For those of us in the composites industry, we’ve had it relatively easy, with only minimal pressure to recover and reuse manufacturing waste and end-of-life products. Sure, we’ve seen certain legislation enacted or proposed, but the effects haven’t really hit home yet. We know our products enable reduced fuel consumption due to the ability to lightweight transportation and protect against fuel leaks in underground storage tanks. Composites in infrastructure extend the lives of roads, bridges and buildings, reducing long-term concrete production, which uses lots of water and emits large amounts of carbon dioxide. And the largest user of composite materials, the wind energy industry, overcomes the total embodied energy to construct a turbine in the first month of operation, then produces emission-free electricity for another 20 years. In so many ways, composites are more environmentally friendly than traditional materials.

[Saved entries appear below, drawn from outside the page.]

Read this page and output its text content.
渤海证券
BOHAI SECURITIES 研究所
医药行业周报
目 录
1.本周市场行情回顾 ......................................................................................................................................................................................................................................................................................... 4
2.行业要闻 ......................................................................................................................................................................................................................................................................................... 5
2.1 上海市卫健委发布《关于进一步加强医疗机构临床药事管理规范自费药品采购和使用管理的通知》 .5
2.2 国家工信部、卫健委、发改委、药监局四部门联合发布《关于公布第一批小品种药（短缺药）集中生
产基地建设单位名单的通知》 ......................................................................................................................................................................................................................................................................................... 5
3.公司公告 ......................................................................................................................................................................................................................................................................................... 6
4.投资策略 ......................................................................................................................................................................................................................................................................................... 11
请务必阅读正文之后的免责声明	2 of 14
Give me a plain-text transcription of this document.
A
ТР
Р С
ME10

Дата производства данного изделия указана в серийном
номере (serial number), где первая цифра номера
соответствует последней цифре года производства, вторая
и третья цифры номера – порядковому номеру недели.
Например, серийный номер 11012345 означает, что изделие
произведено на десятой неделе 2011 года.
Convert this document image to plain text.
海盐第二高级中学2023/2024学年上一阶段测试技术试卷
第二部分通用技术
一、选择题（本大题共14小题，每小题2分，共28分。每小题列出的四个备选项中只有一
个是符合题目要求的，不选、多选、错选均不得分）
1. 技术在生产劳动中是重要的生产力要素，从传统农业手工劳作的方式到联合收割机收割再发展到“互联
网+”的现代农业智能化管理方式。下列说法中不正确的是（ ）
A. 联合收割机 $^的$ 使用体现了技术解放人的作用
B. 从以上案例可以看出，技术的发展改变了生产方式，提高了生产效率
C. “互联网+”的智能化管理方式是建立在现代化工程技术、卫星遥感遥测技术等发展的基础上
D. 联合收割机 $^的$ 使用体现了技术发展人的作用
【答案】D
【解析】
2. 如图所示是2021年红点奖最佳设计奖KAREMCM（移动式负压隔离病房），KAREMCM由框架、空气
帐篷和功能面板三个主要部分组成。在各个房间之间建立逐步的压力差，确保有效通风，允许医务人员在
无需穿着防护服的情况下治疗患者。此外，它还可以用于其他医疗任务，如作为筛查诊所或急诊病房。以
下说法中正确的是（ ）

Our time “flying under the radar” with the public at large when it comes to disposal and recycling may be over. Last month, in my column about the seemingly unstoppable growth of the wind industry, I mentioned end-of-life disposal as a looming issue not only for decommissioned blades, but also for end-of-life composite aircraft and automobiles. A week after filing that column with CW (and several weeks before publication), a Feb. 5 article from Bloomberg featured a photo of a large pile of used wind blades covered with dirt in a Wyoming landfill, highlighting this particular issue. The article cited how difficult it is to recycle the blades, a true testament to the strength and durability attributes that make them ideal for the application. Since then, other publications and newspapers have picked up on the story — and now the public is much more aware due to this negative press.
Which makes all the efforts our industry has undertaken the last five to 10 years to develop ways to recycle composites even more important. While I don’t need to go into the various technologies that have emerged to recycle composite waste and composite parts — there has been significant coverage of that in recent issues of CompositesWorld, including an overview of projects funded under the IACMI umbrella — it is important to stress the urgency to do more than just R&D in this topic, or to produce pilot quantities for evaluation. We must scale these solutions not only to accommodate the forthcoming volumes of materials, but also to achieve the needed economies to produce recycled products that are cost-effective to use in other products.
This will take considerable investment, and it will take commitment not only from suppliers of the materials into these recycling facilities, but also innovators finding ways to employ the recovered products, which has been a problem to date. It will also take a collective effort to shout these successes to the press outside of our composites community. By doing so, we can assure the public that composites are indeed the most sustainable solution.